The first or second night they spend in the car, she takes a serious look at her problems.

  • She’s homeless.
  • One of her children has a fairly serious medical condition, like asthma or allergies. But the insurance is in her husband’s name, so medical care is not available.
  • They’re hungry, and she has no idea where she will get their next meal.
  • Since they’re homeless, she risks losing custody of her children to her husband. And if he gets sole custody she won’t be able to defend them.
  • She has been a wife and mother for years, so her education is either incomplete or obsolete. She has no job prospects or job training and is looking at a life in poverty, working at McDonald’s.
  • Her husband beats her.

Notice that domestic violence is the sixth problem on her list. And as she sits in the car, watching the windows fog up, on alert for danger, listening to her children try to sleep, she is forced to face facts. If she returns to her abuser, five out of her six problems will be solved.

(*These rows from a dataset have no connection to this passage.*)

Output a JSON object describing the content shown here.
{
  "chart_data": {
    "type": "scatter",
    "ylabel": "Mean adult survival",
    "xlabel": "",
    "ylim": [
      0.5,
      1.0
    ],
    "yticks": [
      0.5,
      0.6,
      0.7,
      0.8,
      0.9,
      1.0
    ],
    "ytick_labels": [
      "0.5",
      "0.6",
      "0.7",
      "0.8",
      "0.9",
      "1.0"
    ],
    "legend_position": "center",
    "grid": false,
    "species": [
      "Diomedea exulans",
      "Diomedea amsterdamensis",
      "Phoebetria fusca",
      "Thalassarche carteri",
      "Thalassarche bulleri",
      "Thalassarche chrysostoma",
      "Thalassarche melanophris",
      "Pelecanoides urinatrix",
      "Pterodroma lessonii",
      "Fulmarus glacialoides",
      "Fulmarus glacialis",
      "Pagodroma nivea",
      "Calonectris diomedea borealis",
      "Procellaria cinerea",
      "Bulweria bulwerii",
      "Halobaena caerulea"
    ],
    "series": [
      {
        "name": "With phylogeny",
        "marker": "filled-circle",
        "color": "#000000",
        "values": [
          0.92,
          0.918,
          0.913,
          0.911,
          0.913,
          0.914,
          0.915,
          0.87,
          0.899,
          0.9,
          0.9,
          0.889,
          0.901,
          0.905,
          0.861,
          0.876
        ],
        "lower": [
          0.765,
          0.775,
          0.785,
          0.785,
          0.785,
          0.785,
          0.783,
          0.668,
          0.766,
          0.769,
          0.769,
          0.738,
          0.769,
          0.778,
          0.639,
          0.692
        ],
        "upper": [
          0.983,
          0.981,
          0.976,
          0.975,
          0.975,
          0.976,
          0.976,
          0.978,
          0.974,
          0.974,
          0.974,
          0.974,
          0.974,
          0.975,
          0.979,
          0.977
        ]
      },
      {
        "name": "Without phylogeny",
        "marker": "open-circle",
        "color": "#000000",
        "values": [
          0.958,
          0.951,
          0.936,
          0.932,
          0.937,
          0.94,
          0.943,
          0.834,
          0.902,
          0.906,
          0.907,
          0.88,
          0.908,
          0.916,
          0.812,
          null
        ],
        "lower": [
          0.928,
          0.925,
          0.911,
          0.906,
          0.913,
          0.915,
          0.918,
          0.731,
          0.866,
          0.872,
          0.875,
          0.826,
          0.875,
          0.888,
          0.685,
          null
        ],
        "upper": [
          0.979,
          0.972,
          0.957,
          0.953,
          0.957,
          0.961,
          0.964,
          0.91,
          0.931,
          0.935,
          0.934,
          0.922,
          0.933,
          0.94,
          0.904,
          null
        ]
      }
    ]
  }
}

Abusers create these situations deliberately. They work to force their victims to stay with them by destroying all other options. And domestic violence will end only when society addresses all of the problems facing a battered woman.

Some of these problems do have answers and there are many domestic abuse survivors. We’ll address these solutions in future articles, including developing personalized Safety Plans. But let’s return to the question we posed: “Why does she go back?”

And now we have the answer: “Because everything is stacked against her.”

Don’t condemn the woman who goes back. Celebrate the woman who manages to escape.”